Once the service provider completes publishing the disclosure, it becomes available for public search and retrieval. The disclosure may then be located using the unique identifiers, document fingerprints, or any of the additionally included publication or document properties.

Authenticating Certified Documents

To authenticate a document as being identical to a certified document, a user or automated program follows these steps:

• The unique identifier of the certified document is obtained;
• The fingerprint of the document in question is calculated;
• The unique identifier and/or the newly calculated fingerprint is searched for in the service provider's Prior Art database; and
• If the database returns one or more matching disclosures, a disclosure's contents can confirm a match.

If the process finds more than one disclosure, the client or agent may have chosen to certify the document multiple times. The oldest matching disclosure describes the earliest date of certification.

The date of a matching disclosure is indisputable and therefore confirms that the document in question is identical to the certified document and that the document existed on or before that date.

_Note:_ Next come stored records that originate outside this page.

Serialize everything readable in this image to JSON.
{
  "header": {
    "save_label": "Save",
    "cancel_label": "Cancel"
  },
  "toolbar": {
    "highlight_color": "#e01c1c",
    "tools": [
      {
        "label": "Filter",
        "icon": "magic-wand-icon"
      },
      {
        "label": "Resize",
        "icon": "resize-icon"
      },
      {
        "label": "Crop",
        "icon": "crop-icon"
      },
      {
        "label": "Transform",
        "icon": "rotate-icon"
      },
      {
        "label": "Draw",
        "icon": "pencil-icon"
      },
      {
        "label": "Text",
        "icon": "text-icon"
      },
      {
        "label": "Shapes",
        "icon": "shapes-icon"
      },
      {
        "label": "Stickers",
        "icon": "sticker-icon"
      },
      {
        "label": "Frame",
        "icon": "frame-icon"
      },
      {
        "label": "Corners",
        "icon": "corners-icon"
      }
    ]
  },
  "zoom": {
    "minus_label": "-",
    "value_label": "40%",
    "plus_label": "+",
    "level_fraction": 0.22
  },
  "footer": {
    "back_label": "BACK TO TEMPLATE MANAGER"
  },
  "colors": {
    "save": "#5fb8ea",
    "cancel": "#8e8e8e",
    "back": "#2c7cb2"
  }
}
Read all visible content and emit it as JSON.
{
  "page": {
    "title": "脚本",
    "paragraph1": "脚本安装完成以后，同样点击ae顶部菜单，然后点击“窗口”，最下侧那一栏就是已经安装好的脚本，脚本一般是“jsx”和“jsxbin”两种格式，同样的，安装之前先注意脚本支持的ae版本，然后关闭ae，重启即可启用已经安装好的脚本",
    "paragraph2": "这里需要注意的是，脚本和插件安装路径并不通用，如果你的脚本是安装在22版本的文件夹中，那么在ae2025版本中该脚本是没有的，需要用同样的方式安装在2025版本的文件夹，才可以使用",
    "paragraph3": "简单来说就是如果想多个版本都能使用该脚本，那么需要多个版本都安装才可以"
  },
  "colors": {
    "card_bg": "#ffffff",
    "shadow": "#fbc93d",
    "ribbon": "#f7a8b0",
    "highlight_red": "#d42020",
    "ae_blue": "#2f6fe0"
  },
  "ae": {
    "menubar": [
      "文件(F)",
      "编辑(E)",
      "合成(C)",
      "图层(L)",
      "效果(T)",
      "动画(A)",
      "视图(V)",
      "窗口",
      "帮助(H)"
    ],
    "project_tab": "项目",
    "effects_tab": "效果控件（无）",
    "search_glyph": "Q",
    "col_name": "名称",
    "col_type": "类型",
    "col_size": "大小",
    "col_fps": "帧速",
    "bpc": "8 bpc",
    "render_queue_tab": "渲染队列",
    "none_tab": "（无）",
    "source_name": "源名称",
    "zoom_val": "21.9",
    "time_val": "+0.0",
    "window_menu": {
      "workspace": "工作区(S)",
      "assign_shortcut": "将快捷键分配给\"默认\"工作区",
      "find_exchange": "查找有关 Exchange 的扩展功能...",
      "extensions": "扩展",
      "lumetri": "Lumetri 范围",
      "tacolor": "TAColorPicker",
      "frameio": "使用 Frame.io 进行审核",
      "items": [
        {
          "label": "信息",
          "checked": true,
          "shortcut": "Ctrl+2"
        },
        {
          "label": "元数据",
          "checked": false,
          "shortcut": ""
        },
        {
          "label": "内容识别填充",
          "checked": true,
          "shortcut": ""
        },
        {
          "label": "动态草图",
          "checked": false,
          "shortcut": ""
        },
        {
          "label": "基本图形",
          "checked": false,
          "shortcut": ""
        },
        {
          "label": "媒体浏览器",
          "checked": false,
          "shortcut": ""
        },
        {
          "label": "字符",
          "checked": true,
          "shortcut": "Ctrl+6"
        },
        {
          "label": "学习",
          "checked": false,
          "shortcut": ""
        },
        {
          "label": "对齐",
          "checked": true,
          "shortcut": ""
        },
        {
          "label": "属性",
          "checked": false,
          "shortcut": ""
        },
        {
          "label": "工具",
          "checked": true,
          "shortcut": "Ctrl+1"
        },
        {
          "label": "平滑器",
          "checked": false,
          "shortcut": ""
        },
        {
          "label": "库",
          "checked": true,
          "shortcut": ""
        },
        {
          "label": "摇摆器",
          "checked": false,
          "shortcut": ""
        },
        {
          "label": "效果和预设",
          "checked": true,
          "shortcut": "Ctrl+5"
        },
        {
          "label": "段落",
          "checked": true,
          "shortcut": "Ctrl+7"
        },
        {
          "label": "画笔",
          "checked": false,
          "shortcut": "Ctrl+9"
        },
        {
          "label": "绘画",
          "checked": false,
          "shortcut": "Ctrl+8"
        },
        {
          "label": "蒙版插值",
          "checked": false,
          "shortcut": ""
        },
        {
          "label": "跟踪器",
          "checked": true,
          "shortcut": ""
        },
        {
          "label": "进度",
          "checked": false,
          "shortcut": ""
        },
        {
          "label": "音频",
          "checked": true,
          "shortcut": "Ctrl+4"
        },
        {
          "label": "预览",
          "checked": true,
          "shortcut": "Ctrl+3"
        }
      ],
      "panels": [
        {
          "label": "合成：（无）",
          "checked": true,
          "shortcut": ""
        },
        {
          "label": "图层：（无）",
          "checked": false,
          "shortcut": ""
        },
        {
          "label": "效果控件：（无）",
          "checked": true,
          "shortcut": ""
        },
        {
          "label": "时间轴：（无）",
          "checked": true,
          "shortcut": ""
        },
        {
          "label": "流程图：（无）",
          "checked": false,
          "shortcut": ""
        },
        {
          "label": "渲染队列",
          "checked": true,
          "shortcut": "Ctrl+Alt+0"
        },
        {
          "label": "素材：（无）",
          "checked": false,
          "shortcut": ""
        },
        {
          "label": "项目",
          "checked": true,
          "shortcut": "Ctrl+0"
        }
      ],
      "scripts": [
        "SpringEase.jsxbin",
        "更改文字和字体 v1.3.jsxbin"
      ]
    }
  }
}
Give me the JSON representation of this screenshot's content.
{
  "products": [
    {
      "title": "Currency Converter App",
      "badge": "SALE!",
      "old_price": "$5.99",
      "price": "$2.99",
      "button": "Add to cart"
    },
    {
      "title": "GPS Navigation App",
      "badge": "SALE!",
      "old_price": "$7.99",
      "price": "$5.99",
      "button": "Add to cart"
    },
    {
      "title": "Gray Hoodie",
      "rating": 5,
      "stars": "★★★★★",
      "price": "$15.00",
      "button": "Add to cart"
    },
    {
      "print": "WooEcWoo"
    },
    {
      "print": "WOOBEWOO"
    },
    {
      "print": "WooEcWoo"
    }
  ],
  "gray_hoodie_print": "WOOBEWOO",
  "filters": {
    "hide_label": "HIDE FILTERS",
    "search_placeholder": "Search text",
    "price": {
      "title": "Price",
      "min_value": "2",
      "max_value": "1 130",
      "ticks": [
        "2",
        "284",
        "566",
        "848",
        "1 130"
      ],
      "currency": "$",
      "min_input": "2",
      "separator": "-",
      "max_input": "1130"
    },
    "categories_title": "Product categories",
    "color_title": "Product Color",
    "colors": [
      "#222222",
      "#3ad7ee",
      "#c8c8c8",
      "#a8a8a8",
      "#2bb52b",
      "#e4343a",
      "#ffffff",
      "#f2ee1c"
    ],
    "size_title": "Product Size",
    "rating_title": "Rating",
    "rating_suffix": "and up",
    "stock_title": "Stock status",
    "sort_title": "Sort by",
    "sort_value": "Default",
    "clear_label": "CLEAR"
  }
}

An example of where the Document Certification method is particularly appropriate is in addition to an archival backup system that already collects documents in a central location before committing them to permanent storage. Such a backup system often allows for avoiding the generation of unique document identifiers and thereby enables a simple implementation.

Completion of Safeguarding

Once the Document Safeguarding process is complete, publications become available for secure search and retrieval by authorized client employees or agents. In the shared model, users access the service provider computers to locate and obtain publications; in the private model, users access local computers to locate and obtain publications. The safeguarded documents are protected and available in the future for any reason, including:

• Use for proof at trial or other legal negotiation (via certification),
• As a group- or enterprise-wide searchable document library (via accessibility), or
• Corporate off site document storage (via backup).

Thus it is seen that the objects of the invention are efficiently obtained, although changes and modifications to the invention should be readily apparent to those having ordinary skill in the art, and these modifications are intended to be within the spirit and scope of the invention as claimed.